The Santee Cooper board met behind closed doors in Columbia on Tuesday after Toshiba’s announcement. SCANA, the parent company of SCE&G, said it will discuss Toshiba on its scheduled earnings call on Thursday.
The concerns surfaced when Japan-based Toshiba, which purchased Westinghouse in 2006, failed to make a scheduled earnings announcement on time early Tuesday, missing the deadline by hours without offering an explanation. The company then abruptly announced it likely would take the $6.3 billion loss in its nuclear division, and raised further concerns by stating that a final, completed financial report documenting that figure would not be released until March 14.
Within hours after that, Toshiba’s Chairman Shigenori Shiga resigned in Tokyo, citing the company’s financial losses.
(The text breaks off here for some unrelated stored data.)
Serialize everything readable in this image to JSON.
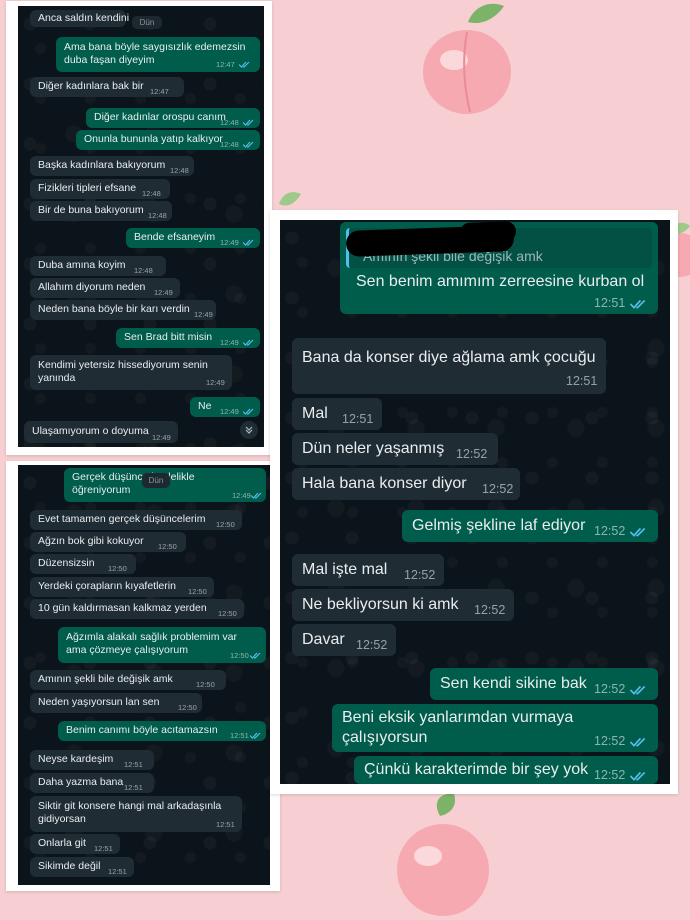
{
  "panel_a": {
    "date_chip": "Dün",
    "messages": [
      {
        "text": "Anca saldın kendini",
        "dir": "in",
        "time": ""
      },
      {
        "text": "Ama bana böyle saygısızlık edemezsin\nduba faşan diyeyim",
        "dir": "out",
        "time": "12:47"
      },
      {
        "text": "Diğer kadınlara bak bir",
        "dir": "in",
        "time": "12:47"
      },
      {
        "text": "Diğer kadınlar orospu canım",
        "dir": "out",
        "time": "12:48"
      },
      {
        "text": "Onunla bununla yatıp kalkıyor",
        "dir": "out",
        "time": "12:48"
      },
      {
        "text": "Başka kadınlara bakıyorum",
        "dir": "in",
        "time": "12:48"
      },
      {
        "text": "Fizikleri tipleri efsane",
        "dir": "in",
        "time": "12:48"
      },
      {
        "text": "Bir de buna bakıyorum",
        "dir": "in",
        "time": "12:48"
      },
      {
        "text": "Bende efsaneyim",
        "dir": "out",
        "time": "12:49"
      },
      {
        "text": "Duba amına koyim",
        "dir": "in",
        "time": "12:48"
      },
      {
        "text": "Allahım diyorum neden",
        "dir": "in",
        "time": "12:49"
      },
      {
        "text": "Neden bana böyle bir karı verdin",
        "dir": "in",
        "time": "12:49"
      },
      {
        "text": "Sen Brad bitt misin",
        "dir": "out",
        "time": "12:49"
      },
      {
        "text": "Kendimi yetersiz hissediyorum senin\nyanında",
        "dir": "in",
        "time": "12:49"
      },
      {
        "text": "Ne",
        "dir": "out",
        "time": "12:49"
      },
      {
        "text": "Ulaşamıyorum o doyuma",
        "dir": "in",
        "time": "12:49"
      }
    ]
  },
  "panel_b": {
    "date_chip": "Dün",
    "messages": [
      {
        "text": "Gerçek düşünce böylelikle\nöğreniyorum",
        "dir": "out",
        "time": "12:49"
      },
      {
        "text": "Evet tamamen gerçek düşüncelerim",
        "dir": "in",
        "time": "12:50"
      },
      {
        "text": "Ağzın bok gibi kokuyor",
        "dir": "in",
        "time": "12:50"
      },
      {
        "text": "Düzensizsin",
        "dir": "in",
        "time": "12:50"
      },
      {
        "text": "Yerdeki çorapların kıyafetlerin",
        "dir": "in",
        "time": "12:50"
      },
      {
        "text": "10 gün kaldırmasan kalkmaz yerden",
        "dir": "in",
        "time": "12:50"
      },
      {
        "text": "Ağzımla alakalı sağlık problemim var\nama çözmeye çalışıyorum",
        "dir": "out",
        "time": "12:50"
      },
      {
        "text": "Amının şekli bile değişik amk",
        "dir": "in",
        "time": "12:50"
      },
      {
        "text": "Neden yaşıyorsun lan sen",
        "dir": "in",
        "time": "12:50"
      },
      {
        "text": "Benim canımı böyle acıtamazsın",
        "dir": "out",
        "time": "12:51"
      },
      {
        "text": "Neyse kardeşim",
        "dir": "in",
        "time": "12:51"
      },
      {
        "text": "Daha yazma bana",
        "dir": "in",
        "time": "12:51"
      },
      {
        "text": "Siktir git konsere hangi mal arkadaşınla\ngidiyorsan",
        "dir": "in",
        "time": "12:51"
      },
      {
        "text": "Onlarla git",
        "dir": "in",
        "time": "12:51"
      },
      {
        "text": "Sikimde değil",
        "dir": "in",
        "time": "12:51"
      }
    ]
  },
  "panel_c": {
    "quoted_text": "Amının şekli bile değişik amk",
    "messages": [
      {
        "text": "Sen benim amımım zerreesine kurban ol",
        "dir": "out",
        "time": "12:51"
      },
      {
        "text": "Bana da konser diye ağlama amk çocuğu",
        "dir": "in",
        "time": "12:51"
      },
      {
        "text": "Mal",
        "dir": "in",
        "time": "12:51"
      },
      {
        "text": "Dün neler yaşanmış",
        "dir": "in",
        "time": "12:52"
      },
      {
        "text": "Hala bana konser diyor",
        "dir": "in",
        "time": "12:52"
      },
      {
        "text": "Gelmiş şekline laf ediyor",
        "dir": "out",
        "time": "12:52"
      },
      {
        "text": "Mal işte mal",
        "dir": "in",
        "time": "12:52"
      },
      {
        "text": "Ne bekliyorsun ki amk",
        "dir": "in",
        "time": "12:52"
      },
      {
        "text": "Davar",
        "dir": "in",
        "time": "12:52"
      },
      {
        "text": "Sen kendi sikine bak",
        "dir": "out",
        "time": "12:52"
      },
      {
        "text": "Beni eksik yanlarımdan vurmaya\nçalışıyorsun",
        "dir": "out",
        "time": "12:52"
      },
      {
        "text": "Çünkü karakterimde bir şey yok",
        "dir": "out",
        "time": "12:52"
      }
    ]
  },
  "colors": {
    "background": "#f7cfd3",
    "chat_bg": "#0b141a",
    "bubble_in": "#202c33",
    "bubble_out": "#005c4b",
    "read_tick": "#53bdeb"
  },
  "icons": [
    "peach-icon",
    "read-receipt-icon",
    "scroll-down-icon"
  ]
}
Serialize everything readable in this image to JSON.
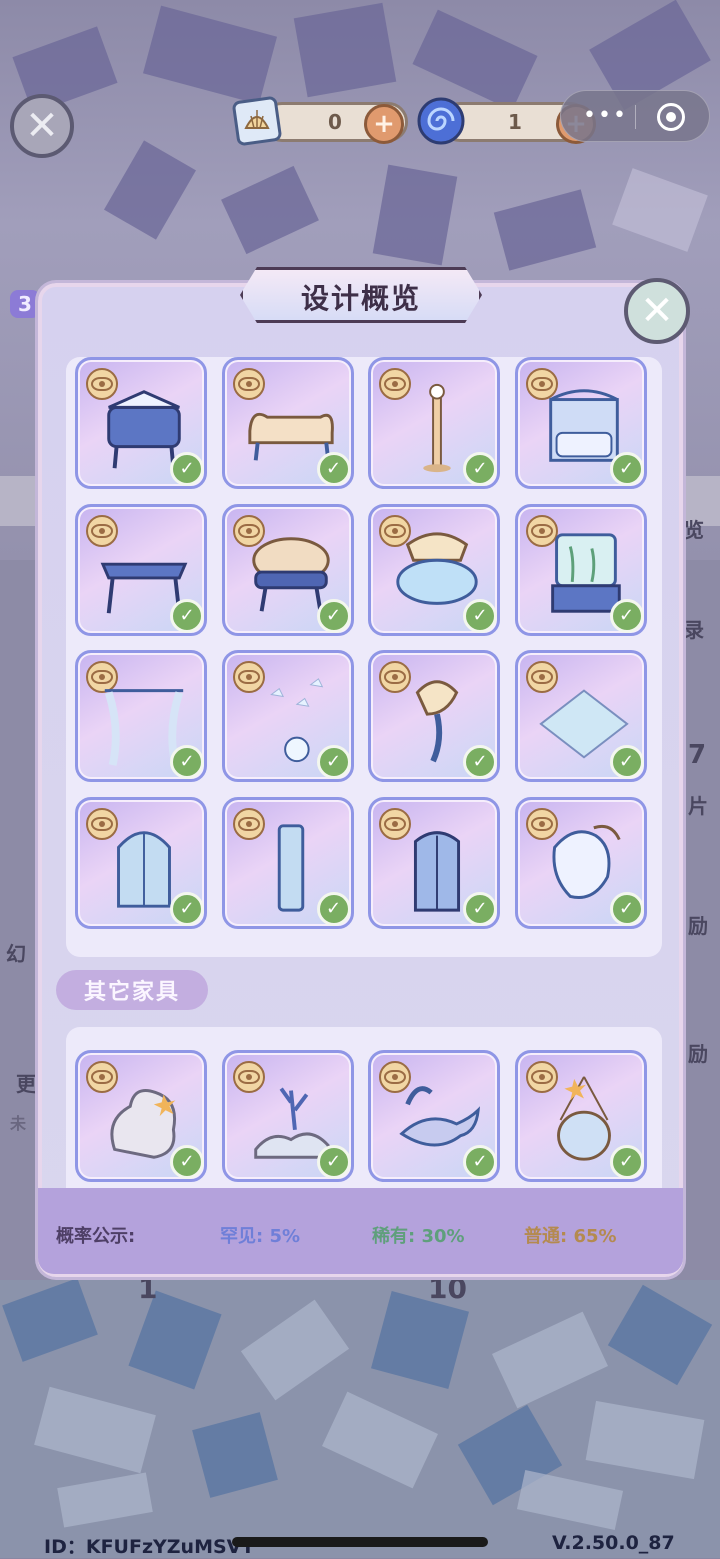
{
  "hud": {
    "close_label": "✕",
    "currency": [
      {
        "name": "shell-ticket",
        "value": "0",
        "plus": "+"
      },
      {
        "name": "spiral-gem",
        "value": "1",
        "plus": "+"
      }
    ],
    "menu_dots": "•••"
  },
  "background": {
    "left_label_top": "3",
    "left_labels": [
      "幻",
      "更",
      "未"
    ],
    "right_labels": [
      "览",
      "录",
      "7",
      "片",
      "励",
      "励"
    ],
    "bottom_counts": [
      "1",
      "10"
    ]
  },
  "modal": {
    "title": "设计概览",
    "close_label": "✕",
    "section_other": "其它家具",
    "design_items": [
      {
        "name": "shell-vanity",
        "checked": true
      },
      {
        "name": "chaise-lounge",
        "checked": true
      },
      {
        "name": "floor-lamp",
        "checked": true
      },
      {
        "name": "canopy-bed",
        "checked": true
      },
      {
        "name": "writing-desk",
        "checked": true
      },
      {
        "name": "tufted-ottoman",
        "checked": true
      },
      {
        "name": "shell-bathtub",
        "checked": true
      },
      {
        "name": "aquarium-cabinet",
        "checked": true
      },
      {
        "name": "sheer-curtains",
        "checked": true
      },
      {
        "name": "crystal-ball-fish",
        "checked": true
      },
      {
        "name": "shell-lamp",
        "checked": true
      },
      {
        "name": "glass-rug",
        "checked": true
      },
      {
        "name": "arched-window",
        "checked": true
      },
      {
        "name": "standing-mirror",
        "checked": true
      },
      {
        "name": "glass-door",
        "checked": true
      },
      {
        "name": "conch-mirror",
        "checked": true
      }
    ],
    "other_items": [
      {
        "name": "rock-sculpture",
        "checked": true
      },
      {
        "name": "coral-reef",
        "checked": true
      },
      {
        "name": "whale-decor",
        "checked": true
      },
      {
        "name": "hanging-basket",
        "checked": true
      }
    ],
    "probability": {
      "label": "概率公示:",
      "rare": "罕见: 5%",
      "uncommon": "稀有: 30%",
      "common": "普通: 65%",
      "colors": {
        "rare": "#6f7fd8",
        "uncommon": "#5f9f7c",
        "common": "#b48a4f"
      }
    },
    "check_glyph": "✓"
  },
  "footer": {
    "id": "ID：KFUFzYZuMSVT",
    "version": "V.2.50.0_87"
  }
}
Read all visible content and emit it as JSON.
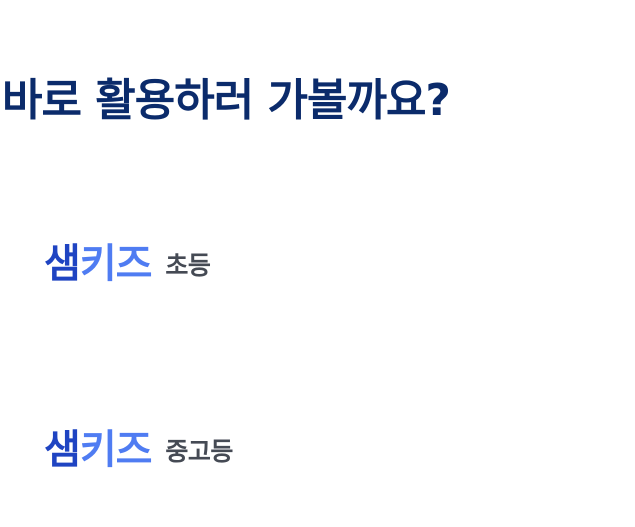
{
  "headline": "바로 활용하러 가볼까요?",
  "brand": {
    "logo_part1": "샘",
    "logo_part2": "키즈",
    "colors": {
      "part1": "#1f44c2",
      "part2": "#4f7cf2",
      "headline": "#0b2b6b",
      "level_text": "#454a54"
    }
  },
  "links": [
    {
      "level": "초등"
    },
    {
      "level": "중고등"
    }
  ]
}
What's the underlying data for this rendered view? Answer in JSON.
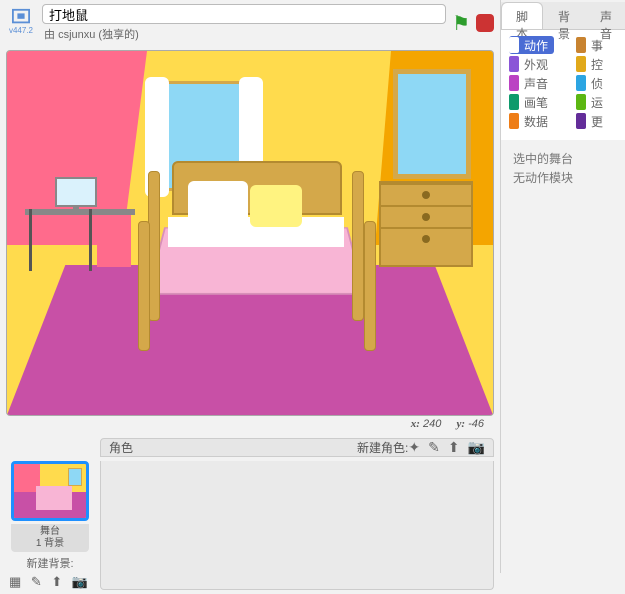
{
  "header": {
    "version": "v447.2",
    "title": "打地鼠",
    "byline_prefix": "由 ",
    "author": "csjunxu",
    "byline_suffix": " (独享的)"
  },
  "stage": {
    "coords": {
      "x_label": "x:",
      "x": "240",
      "y_label": "y:",
      "y": "-46"
    }
  },
  "sprite_bar": {
    "label": "角色",
    "new_label": "新建角色:"
  },
  "stage_thumb": {
    "name": "舞台",
    "backdrops": "1 背景",
    "new_label": "新建背景:"
  },
  "tabs": {
    "scripts": "脚本",
    "backdrops": "背景",
    "sounds": "声音"
  },
  "categories": {
    "left": [
      {
        "name": "动作",
        "color": "#4a6cd4",
        "selected": true
      },
      {
        "name": "外观",
        "color": "#8a55d7"
      },
      {
        "name": "声音",
        "color": "#bb42c3"
      },
      {
        "name": "画笔",
        "color": "#0e9a6c"
      },
      {
        "name": "数据",
        "color": "#ee7d16"
      }
    ],
    "right": [
      {
        "name": "事",
        "color": "#c88330"
      },
      {
        "name": "控",
        "color": "#e1a91a"
      },
      {
        "name": "侦",
        "color": "#2ca5e2"
      },
      {
        "name": "运",
        "color": "#5cb712"
      },
      {
        "name": "更",
        "color": "#632d99"
      }
    ]
  },
  "blocks_msg": {
    "line1": "选中的舞台",
    "line2": "无动作模块"
  }
}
South Carolina has been committed to nuclear energy in a way other regions have not, said Doug Woodward, a USC economics professor and researcher. “We’ve got a lot invested in this (the Summer plant). Ratepayers do. SCANA does. The whole region does now.”
Construction jobs at the plants and jobs within the nuclear industry make up a significant part of South Carolina’s energy porfolio, which is what makes the stakes different, Woodward said. “We made this big commitment and it creates a lot of uncertainty now.”
SCANA’s stock closed Tuesday down 3.17 points, a drop of 4.53 percent. Overall, the stock markets rose on Tuesday, with the Dow Jones Industrial Average increasing 92 points.